Originally, I was only coming to Rwanda for two weeks to collect data for my thesis project. Of course, this spiraled into six weeks and another project. I’ll explain the new project first.
SC Johnson has a large emphasis on being a sustainable company, from their products, supply chain, and offices. With this, they have been involved with using pyrethrum as a home goods insecticide. (I won’t bore you with more details on py, SCJ etc right now!) The Borlaug Institute at Texas A&M University has also been involved with the py projects in Rwanda, hence how I got involved with this.
Getting back on track now…. SCJ and Borlaug came here to hold a conference on how to incorporate sustainable practices into businesses and agriculture. This conference was designed for people working in pyrethrum, coffee, tea, cassava etc. Most of them were at the manager level or higher and well-educated. (Note: I did not design the conference, just observing, writing a case study and handling the follow-up.) It was a great group of people, from the trainers, coordinators and participants.
I spent my first week in Rwanda with this project. We flew into the capital city of Kigali, worked for two days there and then traveled to Gisenyi for the rest of the conference. So just under a week for the whole conference.
The conference was definitely successful! Everyone participated, learned something and had a good time. We even had a party where we learned how to do some African dancing (very Caribbean-style music and everyone dances in a big circle). But one of my favorite parts was our visit to a working coffee mill.

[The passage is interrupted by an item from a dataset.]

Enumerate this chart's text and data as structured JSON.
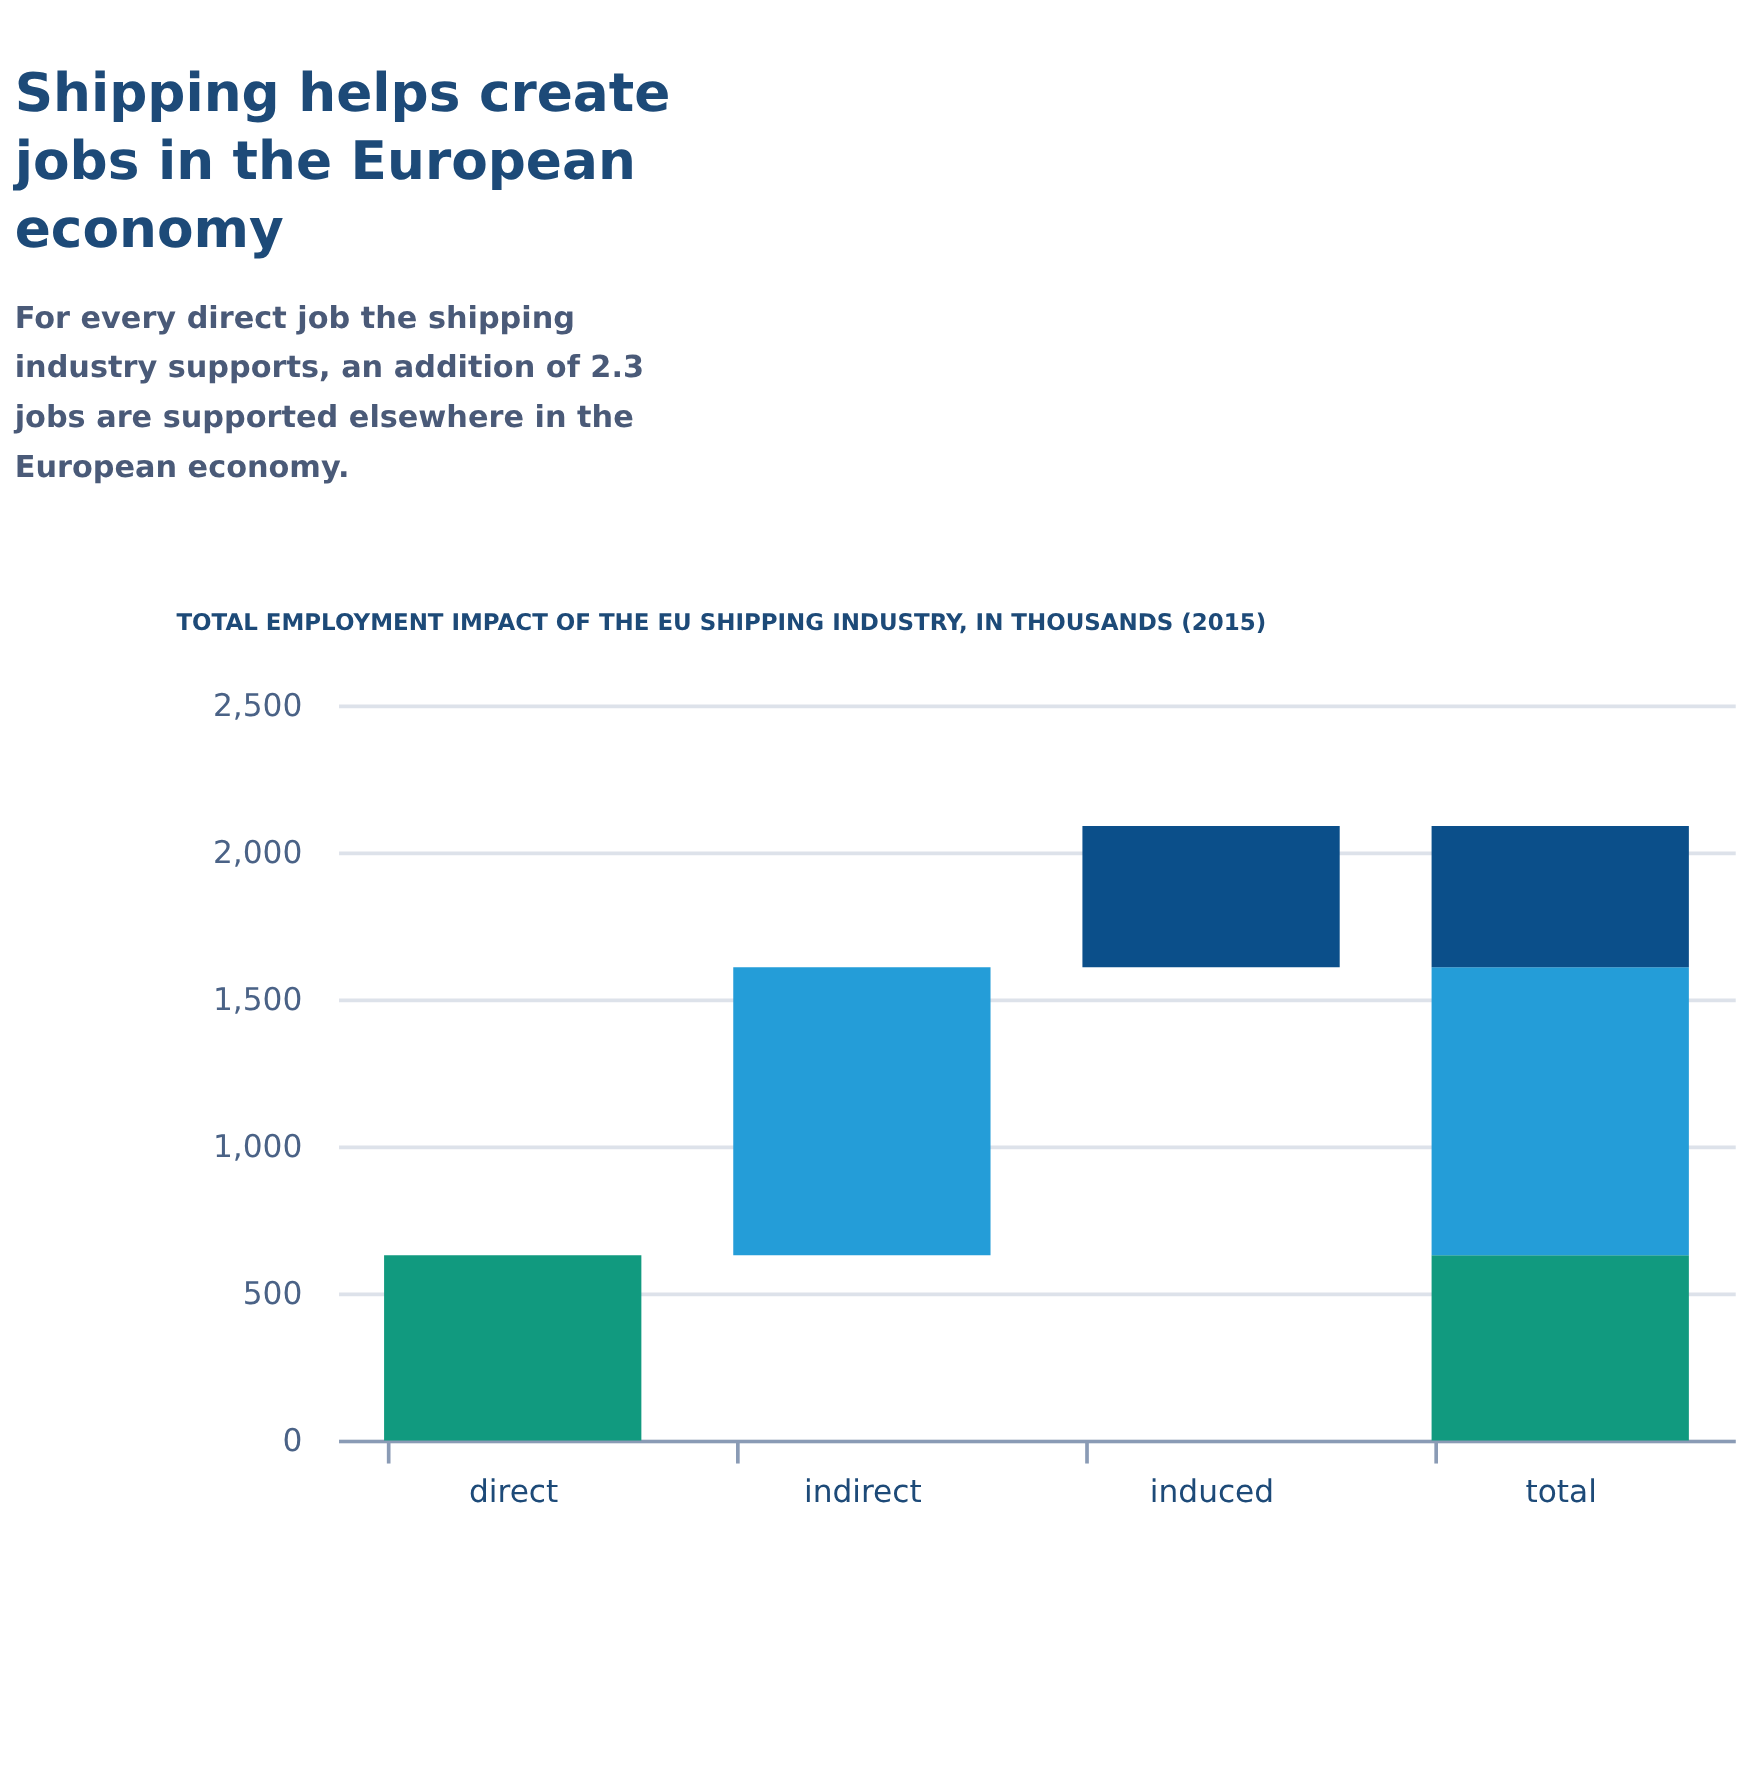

We learned the entire process. Just a quick overview: pick the coffee cherries, sorting the good cherries from the bad (bad cherries = Folgers! lol), wet milling involving lots of water, dry milling etc. It is a very interesting and intensive process. I’ll probably write more about coffee later… But have a greater appreciation for your morning cup of coffee!
I’m very thankful for the opportunity I had to be a part of this event. I was awed by how passionate the participants were about their businesses and the best practices necessary. They were engaged, critical thinkers and had the desire to learn more.
It was a fantastic first week and I am even more excited for the rest of my stay in Rwanda now.